JUAN DE DIOS MEDINA SILVA

Por: Efraín Astete Choque

En la clase de primero éramos como cincuenta. Casi la mayoría eran pequeños, algunos habíamos sufrido los efectos del “desarrollo” y medíamos arriba del 1.60 m. Los profesores entraban, se presentaban y la mayoría se mostraban serios y algo parcos porque sabían que los niños una vez que tomaban confianza eran terribles.

Juan de Dios Medina Silva, el padre de la parroquia Inmaculada Concepción, nos enseñaba el curso de religión. Nos pidió un libro en donde íbamos a desarrollar su materia. En el libro, aparte de la palabra de Dios, habían canciones bonitas como “Pescador de hombres” y otros que se cantaban en las misas dominicales. Él cantaba con nosotros, nos enseñaba a entonar bien la letra y melodía de los temas musicales.

Luego que Juan de Dios Medina Silva culminaba su clase, los alumnos, sobre todo los más pequeños, lo rodeaban y le decían –padre, padre- hasta llegar a hostigarlo. No lo soltaban, inclusive llegaban a empujarlo y perdía el equilibrio, a duras penas salía de ese remolino y se despedía diciéndonos que ensayemos las canciones. Los alumnos, afuera del salón, seguían preguntándole una y otra cosa.

En los recreos se le acercaban alumnos de tercero, cuarto y quinto, éstos tenían otras intenciones, le frotaban la espalda y le metían la mano a los bolsillos.

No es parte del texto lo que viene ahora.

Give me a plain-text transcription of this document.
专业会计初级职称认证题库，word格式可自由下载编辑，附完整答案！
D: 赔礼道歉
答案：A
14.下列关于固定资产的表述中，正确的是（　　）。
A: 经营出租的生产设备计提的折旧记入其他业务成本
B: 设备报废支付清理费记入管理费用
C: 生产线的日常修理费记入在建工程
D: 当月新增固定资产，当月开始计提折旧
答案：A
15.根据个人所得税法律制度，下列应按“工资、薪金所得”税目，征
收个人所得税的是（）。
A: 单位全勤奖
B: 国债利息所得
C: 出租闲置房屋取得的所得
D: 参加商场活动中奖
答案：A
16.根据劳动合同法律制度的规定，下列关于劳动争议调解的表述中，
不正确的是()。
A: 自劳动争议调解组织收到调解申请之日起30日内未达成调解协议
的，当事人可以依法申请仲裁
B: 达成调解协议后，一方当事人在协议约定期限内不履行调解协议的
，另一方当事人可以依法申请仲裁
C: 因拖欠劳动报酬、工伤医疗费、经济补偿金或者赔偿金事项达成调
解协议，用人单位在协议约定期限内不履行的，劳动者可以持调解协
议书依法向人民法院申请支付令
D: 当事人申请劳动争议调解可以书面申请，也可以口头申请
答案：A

Entonces Juan de Dios Medina Silva se olvidaba de Dios y empezaba a repartir puntapiés con sus zapatos punta de acero. Los palomillas se escapaban riéndose y burlándose del enojo del padre.

El padrecito era algo gordito, menudo, frentón, buena gente. Vestía con ropa sencilla y su voz era dulce; nos daba consejos, aparte de enseñarnos canciones. Un día un alumno del salón, un palomilla, quien constantemente se portaba mal, lo hizo llorar; nunca había visto a un sacerdote sollozar como un niño. Sacó su pañuelo y empezó a enjugarse las lágrimas, nos habló algo más y se fue triste y abatido.

Todo ello ocurrió allá por 1980. Juan de Dios Medina Silva tenía unos sesenta años. Algunos años antes de estar en Mollendo y enseñando en el Deán anduvo en la parroquia de Punta de Bombón, donde se desempeñó bien y a favor de los intereses de la colectividad.